The most popular long-term rental product is the build-to-rent apartments or “multifamily” units, as they are known in the US. These are units built by institutional groups and managed and serviced by a single professional property manager. They often provide very long leases.
But developers keen on the sector including Frasers, Mirvac and Stockland are still crunching numbers to make them work.
“With interest rates starting to rise, there is a window open now, one that will stay open for two years, perhaps three,” Mr Fehring said. “But it won’t be open for ever.

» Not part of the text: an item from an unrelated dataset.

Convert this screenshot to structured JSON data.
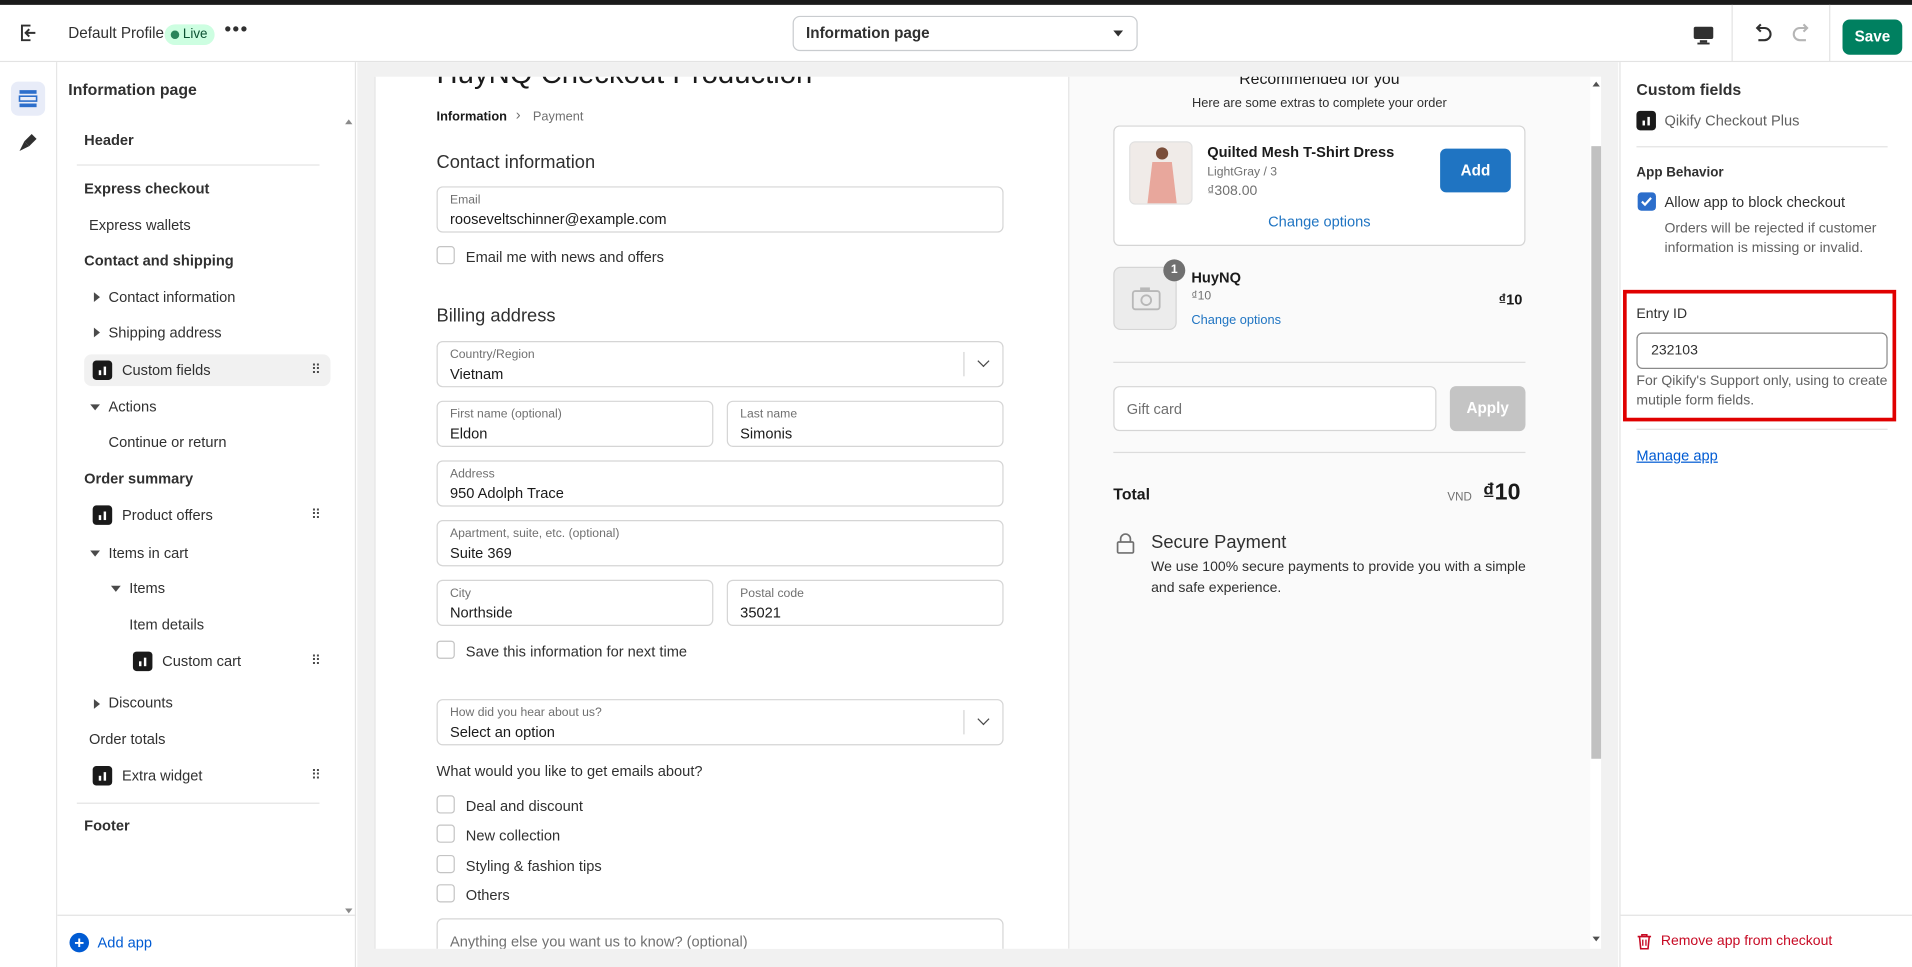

As soon as interest rates go up beyond a certain point, the equation won’t work.”
Measures such as the federal budget’s managed investment trusts could help make those numbers work, Mr Fehring said.
But build-to-rent apartments cannot be just “excess stock from an unsuccessful tower development”, he warned.
“It’s a very different product – one that strips out the unnecessary, like gymnasiums, pools and cinema rooms – to enable the cost base to be reduced,” he said.
Those who do not want to rent have started moving to regional areas where prices are lower, Mr Bouris added.
“More people are considering investing there and living elsewhere. Others are making a move out of the major capital cities altogether.”